The reason for this blog is to help get specific dogs adopted from TAS but equally important is to try to normalize the idea of shelter dogs being just as good and just as desirable as any other dogs including those which are regularly merchandised by backyard breeders, puppy millers and those few remaining pet store owners who still feel a need to sell live animals. The single greatest stigma shelter animals still face is the belief that shelter animals are substandard animals. Anyone who has had enough experience with shelter animals knows this is untrue but the general public hasn't had the same experiences you've had. They see a nice dog photo in a glossy magazine and too many of them would never think of associating that dog with a dog from a shelter. After all, no one abandons perfectly good dogs, right? Unfortunately, as we all know, perfectly good dogs are abandoned all the time.

The public still too often associates shelter dogs with images of beat up, sick, dirty, severely traumatized animals and while we definitely sometimes see victims such as these, they are certainly not the majority and, regardless, even the most abused animals can very often be saved and made whole again.

Pound Dogs sometimes discusses the sad histories some of the dogs have suffered. For the most part, though, it tries to present the dogs not as victims but as great potential family members. The goal is to raise the profiles of animals in adoption centers so that a potential pet owner sees them as the best choice, not just as the charity choice.
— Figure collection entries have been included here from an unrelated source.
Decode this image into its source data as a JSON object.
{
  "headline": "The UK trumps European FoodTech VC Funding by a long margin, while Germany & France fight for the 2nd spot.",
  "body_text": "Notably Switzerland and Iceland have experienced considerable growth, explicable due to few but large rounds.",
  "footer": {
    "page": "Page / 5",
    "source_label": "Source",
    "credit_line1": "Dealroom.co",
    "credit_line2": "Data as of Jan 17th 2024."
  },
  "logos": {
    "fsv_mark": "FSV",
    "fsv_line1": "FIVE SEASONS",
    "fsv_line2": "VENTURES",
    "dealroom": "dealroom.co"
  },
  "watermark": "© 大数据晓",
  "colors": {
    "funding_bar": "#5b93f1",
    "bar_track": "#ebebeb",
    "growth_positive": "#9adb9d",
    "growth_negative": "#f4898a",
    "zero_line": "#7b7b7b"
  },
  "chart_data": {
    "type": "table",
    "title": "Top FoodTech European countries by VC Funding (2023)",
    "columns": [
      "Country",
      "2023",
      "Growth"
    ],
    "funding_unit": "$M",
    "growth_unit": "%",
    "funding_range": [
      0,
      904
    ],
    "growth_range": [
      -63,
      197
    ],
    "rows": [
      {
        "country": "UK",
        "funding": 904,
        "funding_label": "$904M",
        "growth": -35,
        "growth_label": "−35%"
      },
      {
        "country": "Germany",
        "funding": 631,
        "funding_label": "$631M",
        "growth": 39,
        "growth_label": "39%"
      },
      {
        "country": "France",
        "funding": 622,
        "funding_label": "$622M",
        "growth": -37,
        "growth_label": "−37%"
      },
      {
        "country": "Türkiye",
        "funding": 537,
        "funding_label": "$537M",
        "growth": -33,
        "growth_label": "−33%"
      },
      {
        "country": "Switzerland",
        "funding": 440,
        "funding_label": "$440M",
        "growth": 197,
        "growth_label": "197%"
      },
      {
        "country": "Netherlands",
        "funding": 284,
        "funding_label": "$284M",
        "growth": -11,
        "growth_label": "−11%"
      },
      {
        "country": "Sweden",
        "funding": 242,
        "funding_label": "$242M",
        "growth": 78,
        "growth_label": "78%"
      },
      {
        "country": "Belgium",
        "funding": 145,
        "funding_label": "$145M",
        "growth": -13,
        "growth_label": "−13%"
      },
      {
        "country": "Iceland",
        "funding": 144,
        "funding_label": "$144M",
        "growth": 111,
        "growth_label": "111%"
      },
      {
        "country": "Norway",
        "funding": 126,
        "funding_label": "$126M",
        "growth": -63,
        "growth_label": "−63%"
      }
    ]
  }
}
So, here's the favour I'm asking. Whenever you see a dog picture on these pages you think is decent enough, I'd like you to consider sharing it on Facebook or any other social media sites you're using (I know many of you do this already and thank you for that). And when you share it, please mention that the dog in the photo is a shelter dog like so many other shelter dogs waiting for a home. If we can get even five percent of the pet buying public to see shelter dogs differently, to see how beautiful they are and how wonderful they are, and to consider shelter dogs as their first choice for a new family member, we can end the suffering of homeless pets in this country.